Jessica’s days begin with a 70-mile commute to the STRHS-Pulaski campus from her home, where she cares for her mother – a long-term cancer patient – and patiently works with her seven-year-old son, who has autism and only recently began speaking. During her shifts at the hospital as a respiratory therapist, she works tirelessly to comfort patients in both body and spirit.
Over the course of the pandemic, Jessica has been helping to change lives one act of mercy at a time. From providing small but impactful gifts for patients and being a comforting presence to those isolated from loved ones, to helping a patient regain the will to continue his fight against COVID-19 after the devastating news of his wife’s death from the virus, Jessica has been a calming beacon in the eye of the storm for so many.
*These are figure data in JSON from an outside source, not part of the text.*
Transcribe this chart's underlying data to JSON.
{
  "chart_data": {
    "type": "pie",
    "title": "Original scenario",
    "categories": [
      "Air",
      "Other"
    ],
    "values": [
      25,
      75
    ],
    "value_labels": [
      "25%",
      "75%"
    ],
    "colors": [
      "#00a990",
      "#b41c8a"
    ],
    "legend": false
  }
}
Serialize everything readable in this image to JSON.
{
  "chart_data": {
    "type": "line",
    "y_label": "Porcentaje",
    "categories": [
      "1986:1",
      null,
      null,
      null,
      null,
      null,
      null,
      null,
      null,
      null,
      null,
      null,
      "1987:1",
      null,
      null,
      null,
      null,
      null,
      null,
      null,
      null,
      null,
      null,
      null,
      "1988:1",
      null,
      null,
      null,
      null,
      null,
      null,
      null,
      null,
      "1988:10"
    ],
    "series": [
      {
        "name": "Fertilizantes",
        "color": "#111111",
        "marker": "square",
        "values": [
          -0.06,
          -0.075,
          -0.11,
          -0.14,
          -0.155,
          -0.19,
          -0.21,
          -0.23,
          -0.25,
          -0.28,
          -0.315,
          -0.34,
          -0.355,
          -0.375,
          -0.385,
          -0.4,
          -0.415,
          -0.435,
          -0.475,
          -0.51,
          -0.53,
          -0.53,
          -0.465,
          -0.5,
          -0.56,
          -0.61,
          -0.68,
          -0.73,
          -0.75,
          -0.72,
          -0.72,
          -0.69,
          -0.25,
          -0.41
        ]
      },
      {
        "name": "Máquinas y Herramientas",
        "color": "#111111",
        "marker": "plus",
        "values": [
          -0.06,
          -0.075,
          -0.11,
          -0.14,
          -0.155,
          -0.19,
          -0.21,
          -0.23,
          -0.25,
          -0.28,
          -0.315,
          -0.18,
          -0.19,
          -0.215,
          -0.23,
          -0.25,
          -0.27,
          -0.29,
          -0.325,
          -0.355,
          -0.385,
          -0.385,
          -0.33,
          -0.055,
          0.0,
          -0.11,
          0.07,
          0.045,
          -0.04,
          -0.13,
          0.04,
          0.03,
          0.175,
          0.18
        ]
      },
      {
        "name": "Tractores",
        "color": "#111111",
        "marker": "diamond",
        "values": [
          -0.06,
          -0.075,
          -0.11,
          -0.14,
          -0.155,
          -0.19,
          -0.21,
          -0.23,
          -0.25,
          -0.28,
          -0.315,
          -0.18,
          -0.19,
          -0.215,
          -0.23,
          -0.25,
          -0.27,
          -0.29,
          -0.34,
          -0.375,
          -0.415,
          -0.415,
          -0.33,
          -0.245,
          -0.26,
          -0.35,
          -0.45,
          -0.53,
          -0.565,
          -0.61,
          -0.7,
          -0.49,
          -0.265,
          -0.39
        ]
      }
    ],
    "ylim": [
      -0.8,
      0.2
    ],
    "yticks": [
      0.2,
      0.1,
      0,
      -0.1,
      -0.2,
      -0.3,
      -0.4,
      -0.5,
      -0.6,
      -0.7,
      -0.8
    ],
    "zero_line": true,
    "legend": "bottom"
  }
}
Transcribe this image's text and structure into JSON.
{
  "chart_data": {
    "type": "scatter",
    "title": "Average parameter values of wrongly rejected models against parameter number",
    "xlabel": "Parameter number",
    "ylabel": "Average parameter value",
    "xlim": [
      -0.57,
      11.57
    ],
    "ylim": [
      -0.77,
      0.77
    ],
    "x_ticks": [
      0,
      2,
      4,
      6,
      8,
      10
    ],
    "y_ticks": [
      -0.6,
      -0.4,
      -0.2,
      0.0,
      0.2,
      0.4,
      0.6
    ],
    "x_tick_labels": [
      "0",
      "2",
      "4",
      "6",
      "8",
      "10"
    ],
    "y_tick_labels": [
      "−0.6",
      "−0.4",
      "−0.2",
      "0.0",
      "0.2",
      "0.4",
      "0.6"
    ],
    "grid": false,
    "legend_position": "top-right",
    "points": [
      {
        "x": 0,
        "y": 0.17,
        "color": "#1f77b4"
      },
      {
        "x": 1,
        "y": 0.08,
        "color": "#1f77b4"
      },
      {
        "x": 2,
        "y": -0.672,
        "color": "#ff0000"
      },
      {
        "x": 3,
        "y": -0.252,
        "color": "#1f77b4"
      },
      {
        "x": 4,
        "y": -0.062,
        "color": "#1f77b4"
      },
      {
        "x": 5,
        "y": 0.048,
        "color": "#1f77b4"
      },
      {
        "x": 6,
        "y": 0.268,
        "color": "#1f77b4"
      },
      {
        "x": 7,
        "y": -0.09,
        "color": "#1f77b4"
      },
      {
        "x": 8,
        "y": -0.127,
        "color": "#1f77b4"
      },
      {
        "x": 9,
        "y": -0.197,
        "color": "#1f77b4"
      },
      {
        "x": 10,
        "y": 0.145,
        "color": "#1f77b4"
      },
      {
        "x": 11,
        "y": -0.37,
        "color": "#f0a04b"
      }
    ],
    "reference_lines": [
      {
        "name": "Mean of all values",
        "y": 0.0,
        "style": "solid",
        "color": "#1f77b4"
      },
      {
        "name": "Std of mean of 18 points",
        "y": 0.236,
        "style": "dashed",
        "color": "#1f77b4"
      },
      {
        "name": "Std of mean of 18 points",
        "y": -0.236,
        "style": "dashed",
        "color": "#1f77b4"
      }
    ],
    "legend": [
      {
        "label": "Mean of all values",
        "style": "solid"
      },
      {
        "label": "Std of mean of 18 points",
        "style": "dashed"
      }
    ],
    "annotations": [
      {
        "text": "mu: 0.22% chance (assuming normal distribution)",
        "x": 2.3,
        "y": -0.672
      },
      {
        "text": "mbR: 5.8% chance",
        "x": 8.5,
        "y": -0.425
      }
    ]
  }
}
Beyond her hospital’s walls, stories of her kindness include a particularly poignant instance where she purchased clothing for two developmentally disabled and homeless brothers and helped them secure housing after they were discharged from the hospital.
“Wherever she is, Jessica’s strength, compassion and humility serve as a shining light and source of hope for those who cross her path,” says Jim Edmondson, CEO of STRHS-Pulaski. “She inspires me and lifts me up. We are so proud she is a part of our STRHS-Pulaski family, and we are thrilled that she has been honored with the 2021 LifePoint Health companywide Mercy Award.”